Der Brehon seufzte verärgert.
»Congal, du wirst dich dem Gesetz fügen. Es ist das Recht einer dálaigh, dir Fragen zu stellen, und es ist deine Pflicht, sie wahrheitsgemäß zu beantworten.«
Schwester Fidelma forderte den Mann mit einer Handbewegung auf, sich hinzusetzen, aber er blieb stehen.
»Hast du schon einmal Bruder Fergal sein stramóiniam gebracht?«, begann sie ihre Befragung.

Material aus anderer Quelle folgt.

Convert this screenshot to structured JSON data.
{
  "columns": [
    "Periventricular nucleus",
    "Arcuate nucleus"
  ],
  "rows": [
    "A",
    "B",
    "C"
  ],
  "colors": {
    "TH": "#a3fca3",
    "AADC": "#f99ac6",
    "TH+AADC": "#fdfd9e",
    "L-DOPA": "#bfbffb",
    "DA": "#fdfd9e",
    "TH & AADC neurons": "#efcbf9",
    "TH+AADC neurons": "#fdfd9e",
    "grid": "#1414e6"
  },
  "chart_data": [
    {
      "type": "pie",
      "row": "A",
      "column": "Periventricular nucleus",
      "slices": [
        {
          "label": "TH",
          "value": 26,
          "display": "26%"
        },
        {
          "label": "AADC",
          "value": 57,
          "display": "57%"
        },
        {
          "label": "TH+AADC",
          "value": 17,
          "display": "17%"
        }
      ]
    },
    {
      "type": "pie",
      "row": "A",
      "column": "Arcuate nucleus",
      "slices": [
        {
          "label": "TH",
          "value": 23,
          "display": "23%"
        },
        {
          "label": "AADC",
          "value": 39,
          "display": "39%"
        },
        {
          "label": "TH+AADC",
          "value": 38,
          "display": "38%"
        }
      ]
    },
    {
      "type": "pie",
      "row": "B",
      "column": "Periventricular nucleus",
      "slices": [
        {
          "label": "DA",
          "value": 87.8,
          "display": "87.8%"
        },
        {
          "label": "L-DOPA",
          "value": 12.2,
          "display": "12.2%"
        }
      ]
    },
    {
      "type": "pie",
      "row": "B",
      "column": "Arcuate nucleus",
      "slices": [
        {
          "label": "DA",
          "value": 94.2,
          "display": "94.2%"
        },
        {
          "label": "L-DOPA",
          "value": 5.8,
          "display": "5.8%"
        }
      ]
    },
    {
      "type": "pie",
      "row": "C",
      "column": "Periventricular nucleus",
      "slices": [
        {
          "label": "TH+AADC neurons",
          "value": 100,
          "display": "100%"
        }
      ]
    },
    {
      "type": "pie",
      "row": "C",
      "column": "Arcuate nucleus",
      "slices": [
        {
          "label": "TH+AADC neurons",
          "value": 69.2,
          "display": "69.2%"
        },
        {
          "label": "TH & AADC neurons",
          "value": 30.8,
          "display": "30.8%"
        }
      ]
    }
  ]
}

Congal blinzelte verwundert.
»Nein«, erwiderte er. »Fergal hat seine Arznei gegen das Asthma bei Iland, dem Kräuterheiler, gekauft.«
»Gut. Nun, ich habe gehört, wie du die Leiche deiner Schwester gefunden hast. Ehe du den Bericht des Brehon über diese Entdeckung bestätigst, möchte ich, dass du mir sagst, warum du deine Schwester in Bruder Fergals Hütte gesucht hast, als du sie vermisstest?«
Congals Gesicht verdunkelte sich.
»Weil Barrdub in ihn vernarrt war. Er hatte sie verzaubert, und er hat sie ausgenutzt.«
»Verzaubert? Wieso sagst du das?«
Congals Stimme klang aufgebracht.
»Ich kannte doch meine Schwester, oder nicht? Seit Fergal hier im Dorf ist, hat Barrdub ihn mit Kuhaugen angeschaut. Ständig erfand sie irgendwelche Ausflüchte, um ihn zu besuchen oder ihm beim Aufbau seiner Hütte zu helfen. Es war widerlich.«
»Warum denn widerlich?«, warf der Brehon ein, den die Sache plötzlich interessierte. »Wenn sie Fergal haben wollte und er sie, dann hätte doch nichts dagegen gesprochen, außer dass sie deine Zustimmung brauchte oder warten musste, bis sie das Alter der Wahl erreicht hatte. Du weißt so gut wie ich, dass alle Diener Christi das Recht haben, den Partner ihrer Wahl zu heiraten, bis hinauf zu den Äbten oder Äbtissinnen.«
»Es war so widerlich, weil sie mit Rimid verlobt war«, beharrte Congal.
»Und doch«, sagte der Brehon vorsichtig, »warst du mit Rimid als Ehemann für Barrdub auch nicht einverstanden, ehe Fergal hier eintraf.«
Congal errötete.
»Was hattest du gegen Rimid einzuwenden?«, fragte Fidelma dazwischen.
»Er …«
»Er konnte nicht den vollen Brautpreis aufbringen«, erwiderte der Brehon, ehe Congal zu antworten vermochte. »Das stimmt doch?«
»Das Gesetz über den Brautpreis ist so alt wie Éireann. Niemand heiratet, ohne der Familie der Braut eine Entschädigung zu zahlen.«
»Bist du Barrdubs einziger Angehöriger?«, fragte Fidelma.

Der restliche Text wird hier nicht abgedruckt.